Jackie Drysdale, chair of the Rossland Heritage Commission, explained the possibilities to Regional District of Kootenay Boundary board members last week.
Currently the commission keeps a registry of heritage sites in Rossland, which includes over 30 buildings, such as the Miners’ Hall, built in 1898, and the Bank of Montreal, built between 1898 and ’99.
Drysdale said they are working on a three year plan for the restoration of the Rossland Cemetery.
She offered some steps to start to make heritage a priority in other communities.
First they need to seek out the support and leadership of local government, through an official community plan or council motion.
After that they need to identify citizens who are willing to work voluntarily.
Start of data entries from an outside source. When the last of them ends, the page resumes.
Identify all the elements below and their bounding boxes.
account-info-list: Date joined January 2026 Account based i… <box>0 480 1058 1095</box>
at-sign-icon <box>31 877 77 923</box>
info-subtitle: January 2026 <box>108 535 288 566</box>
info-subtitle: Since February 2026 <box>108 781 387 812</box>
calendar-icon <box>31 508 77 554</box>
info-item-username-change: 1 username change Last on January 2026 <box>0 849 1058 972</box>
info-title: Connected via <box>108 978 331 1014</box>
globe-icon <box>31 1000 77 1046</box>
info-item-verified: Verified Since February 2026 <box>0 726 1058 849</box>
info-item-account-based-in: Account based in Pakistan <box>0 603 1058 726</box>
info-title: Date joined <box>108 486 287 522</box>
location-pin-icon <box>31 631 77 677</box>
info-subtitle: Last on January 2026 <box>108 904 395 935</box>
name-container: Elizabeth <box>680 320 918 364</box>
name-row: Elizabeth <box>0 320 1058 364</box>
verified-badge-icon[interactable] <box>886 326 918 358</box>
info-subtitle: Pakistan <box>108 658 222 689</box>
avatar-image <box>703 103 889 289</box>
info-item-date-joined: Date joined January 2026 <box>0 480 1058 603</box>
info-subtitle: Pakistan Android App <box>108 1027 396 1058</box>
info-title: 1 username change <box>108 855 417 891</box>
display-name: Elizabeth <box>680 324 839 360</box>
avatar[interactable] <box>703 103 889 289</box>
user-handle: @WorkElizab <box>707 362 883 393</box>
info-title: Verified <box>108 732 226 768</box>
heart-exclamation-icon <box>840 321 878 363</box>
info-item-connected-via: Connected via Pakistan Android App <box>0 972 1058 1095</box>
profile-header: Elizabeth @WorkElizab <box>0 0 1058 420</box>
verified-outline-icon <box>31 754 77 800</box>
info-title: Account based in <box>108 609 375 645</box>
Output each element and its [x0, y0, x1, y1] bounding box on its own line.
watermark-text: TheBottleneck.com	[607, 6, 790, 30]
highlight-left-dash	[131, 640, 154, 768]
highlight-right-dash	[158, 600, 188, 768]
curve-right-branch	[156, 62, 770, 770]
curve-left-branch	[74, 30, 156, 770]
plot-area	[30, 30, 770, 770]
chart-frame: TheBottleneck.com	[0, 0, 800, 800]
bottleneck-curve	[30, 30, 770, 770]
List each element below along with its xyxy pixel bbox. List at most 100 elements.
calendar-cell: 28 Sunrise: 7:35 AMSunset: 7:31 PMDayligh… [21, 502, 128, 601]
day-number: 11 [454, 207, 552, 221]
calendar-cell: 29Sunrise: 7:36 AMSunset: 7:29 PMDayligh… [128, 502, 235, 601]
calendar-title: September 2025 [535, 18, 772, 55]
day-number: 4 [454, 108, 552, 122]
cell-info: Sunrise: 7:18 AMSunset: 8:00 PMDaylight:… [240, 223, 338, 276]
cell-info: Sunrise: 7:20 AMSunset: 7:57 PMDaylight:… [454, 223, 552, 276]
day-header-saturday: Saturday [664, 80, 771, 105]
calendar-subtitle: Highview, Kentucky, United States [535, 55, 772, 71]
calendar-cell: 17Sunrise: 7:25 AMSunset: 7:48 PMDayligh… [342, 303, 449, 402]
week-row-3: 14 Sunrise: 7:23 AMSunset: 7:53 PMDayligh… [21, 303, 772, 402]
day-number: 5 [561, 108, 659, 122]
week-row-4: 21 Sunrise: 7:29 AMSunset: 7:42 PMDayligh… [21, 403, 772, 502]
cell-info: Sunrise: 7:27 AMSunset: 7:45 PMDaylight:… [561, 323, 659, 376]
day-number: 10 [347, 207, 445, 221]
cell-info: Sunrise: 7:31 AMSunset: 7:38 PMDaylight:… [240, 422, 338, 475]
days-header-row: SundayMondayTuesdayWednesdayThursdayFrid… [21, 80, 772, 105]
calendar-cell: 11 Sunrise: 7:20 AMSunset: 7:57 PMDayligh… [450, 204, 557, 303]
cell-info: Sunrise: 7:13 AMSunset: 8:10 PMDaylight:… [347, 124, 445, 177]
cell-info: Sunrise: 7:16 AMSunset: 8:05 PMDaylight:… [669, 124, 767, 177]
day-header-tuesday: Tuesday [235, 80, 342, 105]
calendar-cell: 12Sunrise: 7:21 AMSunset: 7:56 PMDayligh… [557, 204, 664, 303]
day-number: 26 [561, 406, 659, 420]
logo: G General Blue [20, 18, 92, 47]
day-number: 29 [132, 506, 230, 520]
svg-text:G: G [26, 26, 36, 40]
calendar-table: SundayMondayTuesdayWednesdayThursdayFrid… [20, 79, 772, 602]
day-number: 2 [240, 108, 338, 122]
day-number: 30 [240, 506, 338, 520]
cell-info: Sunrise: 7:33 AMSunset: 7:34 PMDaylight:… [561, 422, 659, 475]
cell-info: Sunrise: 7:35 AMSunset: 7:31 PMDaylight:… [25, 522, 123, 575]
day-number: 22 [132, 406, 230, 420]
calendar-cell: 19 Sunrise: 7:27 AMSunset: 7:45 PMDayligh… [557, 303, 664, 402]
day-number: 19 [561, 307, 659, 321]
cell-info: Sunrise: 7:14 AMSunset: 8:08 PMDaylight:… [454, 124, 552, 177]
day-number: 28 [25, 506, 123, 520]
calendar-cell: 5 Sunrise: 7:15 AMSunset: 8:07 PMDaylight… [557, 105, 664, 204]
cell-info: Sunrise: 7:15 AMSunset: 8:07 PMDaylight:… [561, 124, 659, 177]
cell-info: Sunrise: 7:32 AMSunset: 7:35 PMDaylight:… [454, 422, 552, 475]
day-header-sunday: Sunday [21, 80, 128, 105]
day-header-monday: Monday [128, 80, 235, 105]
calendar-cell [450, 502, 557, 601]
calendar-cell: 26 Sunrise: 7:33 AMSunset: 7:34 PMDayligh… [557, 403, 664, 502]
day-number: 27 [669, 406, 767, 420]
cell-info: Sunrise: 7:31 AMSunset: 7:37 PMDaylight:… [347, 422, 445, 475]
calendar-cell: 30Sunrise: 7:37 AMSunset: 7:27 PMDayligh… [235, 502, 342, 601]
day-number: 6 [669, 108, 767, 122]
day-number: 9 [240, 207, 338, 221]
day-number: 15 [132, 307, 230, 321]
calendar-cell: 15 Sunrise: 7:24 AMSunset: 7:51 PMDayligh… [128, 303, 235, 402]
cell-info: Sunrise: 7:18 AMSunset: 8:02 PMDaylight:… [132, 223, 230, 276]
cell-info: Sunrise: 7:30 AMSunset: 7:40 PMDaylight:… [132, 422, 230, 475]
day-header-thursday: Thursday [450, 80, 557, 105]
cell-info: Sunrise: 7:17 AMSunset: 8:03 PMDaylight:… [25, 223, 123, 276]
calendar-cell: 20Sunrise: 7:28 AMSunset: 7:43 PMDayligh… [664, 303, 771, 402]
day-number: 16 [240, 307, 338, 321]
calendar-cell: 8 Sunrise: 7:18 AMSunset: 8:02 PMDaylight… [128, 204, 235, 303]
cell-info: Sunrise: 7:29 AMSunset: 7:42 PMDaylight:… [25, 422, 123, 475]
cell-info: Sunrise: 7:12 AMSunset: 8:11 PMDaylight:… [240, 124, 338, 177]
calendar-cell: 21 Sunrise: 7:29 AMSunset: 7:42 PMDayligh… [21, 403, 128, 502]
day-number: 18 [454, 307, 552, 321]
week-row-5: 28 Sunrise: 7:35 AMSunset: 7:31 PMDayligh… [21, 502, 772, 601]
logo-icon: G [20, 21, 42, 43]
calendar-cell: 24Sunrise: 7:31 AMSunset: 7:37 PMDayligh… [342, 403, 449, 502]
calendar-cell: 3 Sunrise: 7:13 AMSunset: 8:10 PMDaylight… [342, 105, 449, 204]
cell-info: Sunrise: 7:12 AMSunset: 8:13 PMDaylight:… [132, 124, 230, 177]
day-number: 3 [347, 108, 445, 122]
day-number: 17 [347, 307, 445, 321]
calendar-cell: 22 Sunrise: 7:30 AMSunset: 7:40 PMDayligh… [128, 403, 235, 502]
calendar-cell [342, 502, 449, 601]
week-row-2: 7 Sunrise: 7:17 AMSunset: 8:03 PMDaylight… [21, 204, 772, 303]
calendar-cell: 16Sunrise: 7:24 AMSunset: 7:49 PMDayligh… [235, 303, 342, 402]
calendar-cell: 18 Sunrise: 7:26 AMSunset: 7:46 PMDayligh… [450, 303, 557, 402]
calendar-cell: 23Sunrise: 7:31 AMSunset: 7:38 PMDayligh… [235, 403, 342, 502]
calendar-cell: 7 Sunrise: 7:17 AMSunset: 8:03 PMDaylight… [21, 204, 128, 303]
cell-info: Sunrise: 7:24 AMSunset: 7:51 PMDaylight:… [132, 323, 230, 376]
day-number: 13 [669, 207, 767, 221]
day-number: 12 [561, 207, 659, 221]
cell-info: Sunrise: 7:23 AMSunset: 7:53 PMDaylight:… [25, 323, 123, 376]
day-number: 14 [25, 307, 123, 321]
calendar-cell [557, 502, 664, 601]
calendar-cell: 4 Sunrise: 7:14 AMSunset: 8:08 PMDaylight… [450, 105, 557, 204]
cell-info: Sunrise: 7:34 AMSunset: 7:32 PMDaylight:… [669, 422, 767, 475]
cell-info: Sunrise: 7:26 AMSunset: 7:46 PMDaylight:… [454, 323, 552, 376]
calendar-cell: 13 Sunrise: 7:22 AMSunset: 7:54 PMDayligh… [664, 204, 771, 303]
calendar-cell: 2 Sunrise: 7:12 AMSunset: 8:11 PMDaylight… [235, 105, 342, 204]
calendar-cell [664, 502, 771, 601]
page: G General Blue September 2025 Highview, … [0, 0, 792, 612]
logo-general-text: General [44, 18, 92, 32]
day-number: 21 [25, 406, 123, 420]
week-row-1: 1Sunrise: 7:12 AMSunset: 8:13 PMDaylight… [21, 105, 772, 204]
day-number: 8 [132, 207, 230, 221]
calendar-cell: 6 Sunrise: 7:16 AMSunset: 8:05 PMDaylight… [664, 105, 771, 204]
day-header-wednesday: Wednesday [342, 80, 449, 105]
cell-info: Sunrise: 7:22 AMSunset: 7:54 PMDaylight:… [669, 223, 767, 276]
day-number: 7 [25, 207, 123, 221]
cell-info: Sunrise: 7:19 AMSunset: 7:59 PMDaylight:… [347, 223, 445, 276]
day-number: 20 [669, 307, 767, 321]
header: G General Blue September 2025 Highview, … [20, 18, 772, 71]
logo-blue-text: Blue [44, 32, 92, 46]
She said there is also opportunity to use existing societies to help with this.
Next is to call on the provincial heritage branch for help in evaluating your communities heritage.
Drysdale said that while a regional heritage commission is desirable as a way of seeing the common and unique themes of the heritage of our region, it would be premature at this time to go ahead add a new function to the regional district.
“You need to move forward at the local level first,” she said. “Let the goal be a regional heritage commission made up of informed individuals of their own communities to then talk about the possible efficiencies.”
Drysdale touched on grant opportunities as well.
“If you want to go for grants in the province, particularly the Heritage Legacy Grant, then you have to have a registry, you have to go identify that building or site as being really important to the community,” she explained, adding that because other bodies that deliver assistance are starting to work with the same parameters, its even more important to start a registry early.
She said there are also tools that can help once the restoration begins, since the tax can then be held at the same level for the next five or 10 years despite the improvements that would drive a the value up.
“I hope that as a board, and back to councils, that we might get some motions in place,” Drysdale said. “Heritage is only moving forward in terms of visibility.”
Kathy Wallace, Rossland’s representative on the board, echoed the invitation to get advice from the Rossland Heritage Commission.
“If any other communities do have questions, then Jackie and her crew are able to answer them,”Wallace said.